The fault was all my own. That is, it was the fault of the tremorous workings and faulty piping in my head. I had a terrible cold, you see, brought on by flitting between air conditioning and the fetid, swampy heat of September in Lombardy, and by not laying off the finer things in life – such as alcohol and cheese – in a bid for early recovery. But when you're ill, all you want is alcohol and cheese, regardless of the effect they have on your nasal passages and mental capacity.

Having a cold isn't nice, but it doesn't often drive one to agonied distraction. But as the plane soared higher and higher, the amassing catarrh, phlegm, snot, ectoplasm and whatever else suddenly solidified behind my eye and began to expand as the cabin pressure increased. This was scary for two reasons – first, that you very rarely see so clearly the impact of flying on one's body, and second, because I was worried that my face was going to explode all over the jaunty orange livery. As my moans grew, the man next to me moved his Pringles.

First of all, my face began to ache. Then it was racked with shooting pains that began behind my nose and burst like electrical currents into the very depths of my eardrum. For two hours. Non-stop. The capillaries in my left eye stood to attention like Prince Harry at Sandhurst and, just when I thought they would all burst ghoulishly, the lids swelled to golf-ball proportions and shut. I have never understood so well the feeling of being put through a mangle. For two hours.

I'd like to be able to tell you I was serene and martyrish, but in fact I behaved like a Victorian lunatic. I was unable to sit still; my legs kept spasming in my seat like Michael Flatley's after a hard night's Riverdance, and I tried every angle of incline for my head, until I found the one which least felt as if my eye was going to roll out on to my cheek. After a while, a steward asked me if I was all right, taking in my swollen eye with one brief twitch of his gentle face. "Not really," I foamed. So he went to find some paracetamol and Karvol for me.

This being easyJet, I assumed these two things would cost me about 15 quid, so as I breathed in the balsam fumes and prayed for a miracle, I pressed some money on the steward. "Oh no," he said, "you don't have to pay for these. All you need to do is write down your name and address in case you drop dead."

I gulped. It only pushed the cementy mucus further into my inner ear, so I tried to un-gulp, and choked on a rattling Dickensian cough. I also began to feel incredibly guilty for having been irritated by and, yes, rather contemptuous of the kindly steward when I'd first boarded the plane.
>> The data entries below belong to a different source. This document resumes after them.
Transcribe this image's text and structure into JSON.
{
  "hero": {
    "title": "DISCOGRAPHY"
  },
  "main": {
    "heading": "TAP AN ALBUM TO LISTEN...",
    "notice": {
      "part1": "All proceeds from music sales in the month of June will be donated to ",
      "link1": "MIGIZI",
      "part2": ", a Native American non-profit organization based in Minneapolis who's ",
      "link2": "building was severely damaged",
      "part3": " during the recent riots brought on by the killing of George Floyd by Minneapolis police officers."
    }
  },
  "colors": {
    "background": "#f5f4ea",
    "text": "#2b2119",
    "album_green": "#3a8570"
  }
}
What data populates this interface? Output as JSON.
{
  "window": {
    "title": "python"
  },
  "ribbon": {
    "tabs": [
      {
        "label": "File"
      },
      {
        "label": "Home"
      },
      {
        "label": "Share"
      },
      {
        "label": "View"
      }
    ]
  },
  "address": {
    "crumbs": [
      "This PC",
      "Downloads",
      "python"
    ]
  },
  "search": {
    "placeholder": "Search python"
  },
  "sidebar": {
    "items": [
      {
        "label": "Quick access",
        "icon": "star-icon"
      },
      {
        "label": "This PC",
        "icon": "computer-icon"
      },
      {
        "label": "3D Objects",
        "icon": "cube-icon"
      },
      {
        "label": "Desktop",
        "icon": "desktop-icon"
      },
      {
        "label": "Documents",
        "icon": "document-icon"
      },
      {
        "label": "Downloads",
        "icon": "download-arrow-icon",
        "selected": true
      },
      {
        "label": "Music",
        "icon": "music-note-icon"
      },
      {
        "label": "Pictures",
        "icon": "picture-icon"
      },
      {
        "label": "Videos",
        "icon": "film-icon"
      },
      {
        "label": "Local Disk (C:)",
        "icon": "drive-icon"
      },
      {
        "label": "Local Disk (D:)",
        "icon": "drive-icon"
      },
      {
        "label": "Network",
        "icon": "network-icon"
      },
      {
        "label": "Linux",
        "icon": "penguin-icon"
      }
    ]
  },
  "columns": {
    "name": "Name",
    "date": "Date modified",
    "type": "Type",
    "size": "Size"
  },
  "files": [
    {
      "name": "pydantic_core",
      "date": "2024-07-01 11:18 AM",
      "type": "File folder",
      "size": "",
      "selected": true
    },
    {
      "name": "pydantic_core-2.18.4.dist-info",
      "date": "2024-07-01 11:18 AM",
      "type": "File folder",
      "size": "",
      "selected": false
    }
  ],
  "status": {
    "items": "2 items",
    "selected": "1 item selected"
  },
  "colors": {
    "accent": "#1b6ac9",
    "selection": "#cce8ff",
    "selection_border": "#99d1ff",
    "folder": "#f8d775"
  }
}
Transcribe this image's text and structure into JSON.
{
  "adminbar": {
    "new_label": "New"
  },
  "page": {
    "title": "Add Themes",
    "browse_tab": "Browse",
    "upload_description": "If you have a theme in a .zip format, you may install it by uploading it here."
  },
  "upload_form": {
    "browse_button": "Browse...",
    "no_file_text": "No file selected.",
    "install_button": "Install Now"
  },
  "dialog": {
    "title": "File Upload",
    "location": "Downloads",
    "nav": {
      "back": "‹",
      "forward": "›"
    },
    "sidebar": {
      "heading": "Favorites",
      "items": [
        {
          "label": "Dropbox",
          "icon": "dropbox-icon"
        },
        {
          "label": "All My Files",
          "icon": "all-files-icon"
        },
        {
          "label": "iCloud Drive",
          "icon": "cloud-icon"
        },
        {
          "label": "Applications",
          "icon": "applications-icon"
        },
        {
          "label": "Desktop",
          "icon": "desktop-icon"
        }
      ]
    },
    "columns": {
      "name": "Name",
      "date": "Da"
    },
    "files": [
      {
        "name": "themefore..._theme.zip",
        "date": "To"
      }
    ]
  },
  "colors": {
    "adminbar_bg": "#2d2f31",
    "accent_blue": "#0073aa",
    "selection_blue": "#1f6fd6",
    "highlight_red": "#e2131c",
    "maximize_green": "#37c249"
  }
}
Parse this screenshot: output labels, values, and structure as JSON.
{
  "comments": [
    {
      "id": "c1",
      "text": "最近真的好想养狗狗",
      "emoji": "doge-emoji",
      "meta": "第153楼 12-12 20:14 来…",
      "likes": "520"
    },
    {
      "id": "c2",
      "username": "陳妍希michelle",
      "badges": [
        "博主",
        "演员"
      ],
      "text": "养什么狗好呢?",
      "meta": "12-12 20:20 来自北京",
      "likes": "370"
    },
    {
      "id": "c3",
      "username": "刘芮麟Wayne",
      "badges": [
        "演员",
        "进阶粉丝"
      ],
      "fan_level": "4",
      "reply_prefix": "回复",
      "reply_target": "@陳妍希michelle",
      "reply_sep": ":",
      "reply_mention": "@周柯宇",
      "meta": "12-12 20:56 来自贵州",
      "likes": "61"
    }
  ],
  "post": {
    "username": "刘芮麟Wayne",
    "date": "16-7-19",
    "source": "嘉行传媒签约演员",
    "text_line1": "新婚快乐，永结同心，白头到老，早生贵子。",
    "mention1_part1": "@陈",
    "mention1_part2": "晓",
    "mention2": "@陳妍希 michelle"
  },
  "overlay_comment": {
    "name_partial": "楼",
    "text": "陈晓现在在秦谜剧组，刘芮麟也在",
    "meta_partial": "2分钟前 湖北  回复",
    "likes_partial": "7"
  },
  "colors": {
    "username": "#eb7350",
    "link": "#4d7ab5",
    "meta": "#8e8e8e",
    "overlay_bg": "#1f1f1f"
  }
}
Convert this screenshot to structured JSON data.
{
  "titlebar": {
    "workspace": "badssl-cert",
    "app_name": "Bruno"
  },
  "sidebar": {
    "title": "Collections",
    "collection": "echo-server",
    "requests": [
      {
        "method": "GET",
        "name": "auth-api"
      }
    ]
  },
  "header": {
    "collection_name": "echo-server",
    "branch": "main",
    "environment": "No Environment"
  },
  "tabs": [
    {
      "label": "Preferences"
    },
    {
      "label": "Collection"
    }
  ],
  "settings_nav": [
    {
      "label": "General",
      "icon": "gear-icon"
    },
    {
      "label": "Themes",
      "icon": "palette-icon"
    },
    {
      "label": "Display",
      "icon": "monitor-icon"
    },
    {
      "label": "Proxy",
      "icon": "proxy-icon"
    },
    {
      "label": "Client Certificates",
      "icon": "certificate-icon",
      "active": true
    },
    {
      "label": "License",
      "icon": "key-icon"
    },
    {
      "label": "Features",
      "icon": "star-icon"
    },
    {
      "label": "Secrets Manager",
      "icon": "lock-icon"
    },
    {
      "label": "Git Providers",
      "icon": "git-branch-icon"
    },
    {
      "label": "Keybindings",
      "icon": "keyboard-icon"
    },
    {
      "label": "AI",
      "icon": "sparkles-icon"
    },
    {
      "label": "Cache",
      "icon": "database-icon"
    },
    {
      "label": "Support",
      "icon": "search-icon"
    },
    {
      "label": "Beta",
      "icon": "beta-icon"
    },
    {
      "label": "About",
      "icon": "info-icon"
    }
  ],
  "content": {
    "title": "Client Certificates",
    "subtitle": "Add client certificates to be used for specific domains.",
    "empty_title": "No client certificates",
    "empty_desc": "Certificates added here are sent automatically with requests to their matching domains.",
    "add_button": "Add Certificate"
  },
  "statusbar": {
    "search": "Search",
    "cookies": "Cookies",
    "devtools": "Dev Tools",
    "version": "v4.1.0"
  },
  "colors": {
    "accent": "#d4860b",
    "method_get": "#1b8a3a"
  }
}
He had addressed the passengers as "guys"throughout the entire safety demonstration, which he had delivered in the sort of weirdly intoned, high-to-low dactylic hexameter that means most public announcements make me want to rip down the Tannoy system and start jumping on it, shouting, "Nobody actually talks like that!"

I saw now – metaphorically, of course, because one eye was still forced shut – the error of my ways and gave thanks for this good Samaritan and his freebie drugs. And sure enough, as I took the paracetamol, we began our decent. As we swooped into Luton airspace, my ear fizzed like a mistuned radio. As we landed, it popped and my eye thwapped back into its socket. I did the most enormous nose-blow and disembarked.

Being given a makeover is the sort of thing I dream about. I think I'd really enjoy being prodded and poked and told to stand up straight by the likes of Trinny and Susannah. Not because I think I need one, you understand, but because I love being evaluated.

But when a lady approached me in the street outside a fashion show in Milan and offered me a free one, you can understand my eagerness to bat her away. There I was, all togged up in my finery with some woman circling me like a fly, telling me I should be more dressy and in more make-up. The thing is, she was right – everybody in Milan wears heels and at least an inch of foundation. It was as if I'd come out naked.

When I got back to London, I spent almost a week in a jumper and trousers with an elasticated waist. My boyfriend said that I looked like an artist. My boss said I looked terribly chic. Take that, Milano.